Foreign physicians make up 25 percent of all doctors working in the United States. Physicians from Africa, the Middle East and Venezuela were among those displaced from their jobs.

Ezequiel Veliz, a family doctor from Venezuela who fell out of legal status and whose new visa had not been processed, was detained by federal agents on April 6 at a checkpoint in Texas. He was released 10 days later.

On April 8, more than 20 doctor associations, including the American academies of family physicians, neurology and pediatrics, signed a letter to the secretaries of state and homeland security expressing “urgent concern” about barriers preventing “qualified, vetted physicians” from entering and remaining in the United States, and calling for a national-interest exemption from the policy as well as expedited processing of their cases.

“Affected physicians have not yet been notified about any changes in their visa process, but we are hopeful after seeing this update,” said Sebastian Arruarana, founder of Project IMG, an organization that represents thousands of international medical graduates in the United States.

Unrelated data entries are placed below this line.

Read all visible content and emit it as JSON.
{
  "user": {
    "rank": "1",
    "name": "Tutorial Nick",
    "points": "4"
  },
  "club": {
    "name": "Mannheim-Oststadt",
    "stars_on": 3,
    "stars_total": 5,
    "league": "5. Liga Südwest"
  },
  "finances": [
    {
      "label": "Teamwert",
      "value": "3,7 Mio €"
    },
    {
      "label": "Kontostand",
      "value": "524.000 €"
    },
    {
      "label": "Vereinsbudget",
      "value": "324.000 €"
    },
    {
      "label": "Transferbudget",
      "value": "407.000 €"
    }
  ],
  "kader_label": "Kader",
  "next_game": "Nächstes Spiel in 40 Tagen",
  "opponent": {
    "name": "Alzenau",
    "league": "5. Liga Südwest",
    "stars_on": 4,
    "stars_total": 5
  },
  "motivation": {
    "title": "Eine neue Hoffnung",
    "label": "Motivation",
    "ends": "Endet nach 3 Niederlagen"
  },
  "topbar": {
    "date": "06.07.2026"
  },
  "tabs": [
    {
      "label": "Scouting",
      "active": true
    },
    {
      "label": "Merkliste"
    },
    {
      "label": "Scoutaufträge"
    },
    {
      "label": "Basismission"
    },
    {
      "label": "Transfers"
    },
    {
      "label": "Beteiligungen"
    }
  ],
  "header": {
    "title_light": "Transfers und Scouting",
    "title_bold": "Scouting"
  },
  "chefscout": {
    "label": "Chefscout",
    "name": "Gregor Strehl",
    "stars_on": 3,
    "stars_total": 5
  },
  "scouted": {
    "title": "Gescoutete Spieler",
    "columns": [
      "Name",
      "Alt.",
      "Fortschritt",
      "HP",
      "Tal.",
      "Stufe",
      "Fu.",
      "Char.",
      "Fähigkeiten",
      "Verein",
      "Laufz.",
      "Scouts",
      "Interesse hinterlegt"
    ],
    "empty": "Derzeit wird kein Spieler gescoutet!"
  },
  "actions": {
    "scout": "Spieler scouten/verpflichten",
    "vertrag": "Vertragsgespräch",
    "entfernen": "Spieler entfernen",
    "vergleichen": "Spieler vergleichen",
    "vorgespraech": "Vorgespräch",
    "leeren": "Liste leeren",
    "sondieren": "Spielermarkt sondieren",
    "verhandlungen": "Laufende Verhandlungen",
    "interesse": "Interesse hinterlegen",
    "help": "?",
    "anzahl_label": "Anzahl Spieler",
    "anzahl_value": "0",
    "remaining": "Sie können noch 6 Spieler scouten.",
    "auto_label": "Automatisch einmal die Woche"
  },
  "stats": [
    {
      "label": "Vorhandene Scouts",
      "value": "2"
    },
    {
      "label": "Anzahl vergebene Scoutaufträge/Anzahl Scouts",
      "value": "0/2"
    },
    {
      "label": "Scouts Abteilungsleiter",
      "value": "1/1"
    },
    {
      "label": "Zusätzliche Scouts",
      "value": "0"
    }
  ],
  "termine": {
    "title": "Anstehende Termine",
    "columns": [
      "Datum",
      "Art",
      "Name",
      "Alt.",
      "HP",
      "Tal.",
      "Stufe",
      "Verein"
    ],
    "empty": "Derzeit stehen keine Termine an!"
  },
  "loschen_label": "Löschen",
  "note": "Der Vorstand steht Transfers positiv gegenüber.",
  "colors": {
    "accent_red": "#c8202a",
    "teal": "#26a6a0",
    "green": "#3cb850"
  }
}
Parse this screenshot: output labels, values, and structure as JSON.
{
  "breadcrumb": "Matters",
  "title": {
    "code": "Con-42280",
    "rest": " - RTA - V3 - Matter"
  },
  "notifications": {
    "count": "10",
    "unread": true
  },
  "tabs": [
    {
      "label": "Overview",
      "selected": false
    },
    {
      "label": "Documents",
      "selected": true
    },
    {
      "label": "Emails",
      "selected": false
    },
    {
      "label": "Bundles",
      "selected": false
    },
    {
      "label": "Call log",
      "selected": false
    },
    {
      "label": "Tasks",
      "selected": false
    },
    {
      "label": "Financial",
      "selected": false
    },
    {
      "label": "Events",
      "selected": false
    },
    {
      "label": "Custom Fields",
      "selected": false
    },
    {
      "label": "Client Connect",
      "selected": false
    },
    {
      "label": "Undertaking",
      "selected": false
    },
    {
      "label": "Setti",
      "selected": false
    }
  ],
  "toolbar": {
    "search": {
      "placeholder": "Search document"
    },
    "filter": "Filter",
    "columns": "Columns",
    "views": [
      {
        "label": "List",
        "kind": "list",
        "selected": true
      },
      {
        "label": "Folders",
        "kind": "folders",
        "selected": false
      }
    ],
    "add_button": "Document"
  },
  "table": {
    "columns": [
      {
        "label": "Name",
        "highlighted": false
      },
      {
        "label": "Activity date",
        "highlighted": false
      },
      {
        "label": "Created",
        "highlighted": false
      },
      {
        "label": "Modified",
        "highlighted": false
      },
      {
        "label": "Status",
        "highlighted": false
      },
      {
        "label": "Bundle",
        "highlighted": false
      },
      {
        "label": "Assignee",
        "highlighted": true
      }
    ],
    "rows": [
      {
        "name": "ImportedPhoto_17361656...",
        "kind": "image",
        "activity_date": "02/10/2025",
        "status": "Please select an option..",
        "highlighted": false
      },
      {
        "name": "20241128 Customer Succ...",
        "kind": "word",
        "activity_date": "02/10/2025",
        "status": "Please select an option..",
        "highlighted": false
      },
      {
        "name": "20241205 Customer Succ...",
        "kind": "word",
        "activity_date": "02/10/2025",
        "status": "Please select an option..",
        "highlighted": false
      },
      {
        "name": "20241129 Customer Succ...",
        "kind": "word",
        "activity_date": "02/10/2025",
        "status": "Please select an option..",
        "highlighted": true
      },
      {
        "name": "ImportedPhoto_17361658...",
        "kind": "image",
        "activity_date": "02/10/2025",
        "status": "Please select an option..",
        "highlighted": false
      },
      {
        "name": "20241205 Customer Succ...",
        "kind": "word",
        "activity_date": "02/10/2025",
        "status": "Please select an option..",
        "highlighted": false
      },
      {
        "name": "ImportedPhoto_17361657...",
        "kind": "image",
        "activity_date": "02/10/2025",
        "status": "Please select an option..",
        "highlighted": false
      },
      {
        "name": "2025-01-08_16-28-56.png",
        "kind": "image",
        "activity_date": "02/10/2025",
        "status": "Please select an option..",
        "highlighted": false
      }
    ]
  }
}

Dr. Arruarana, an Argentine internist who has practiced in New York for five years, said that roughly 1,000 doctors completing residencies and fellowships in U.S. hospitals next month were in jeopardy of losing placements in federally designated underserved areas.

Hundreds more accepted into residency programs starting on July 1 were also in limbo, unsure if they could report for duty at hospitals.

Last June, President Trump issued a travel ban covering 19 countries. An expanded order affecting 39 countries went into effect in January. The action mirrored a ban from his first term, which denied entry to people from several majority-Muslim countries. However, that iteration did not apply to people already living and working in the country.

Curtis Morrison, a lawyer who has filed about a dozen lawsuits in federal court to compel the government to process applications, described the exemption as “a great development for physicians and health care in the U.S.”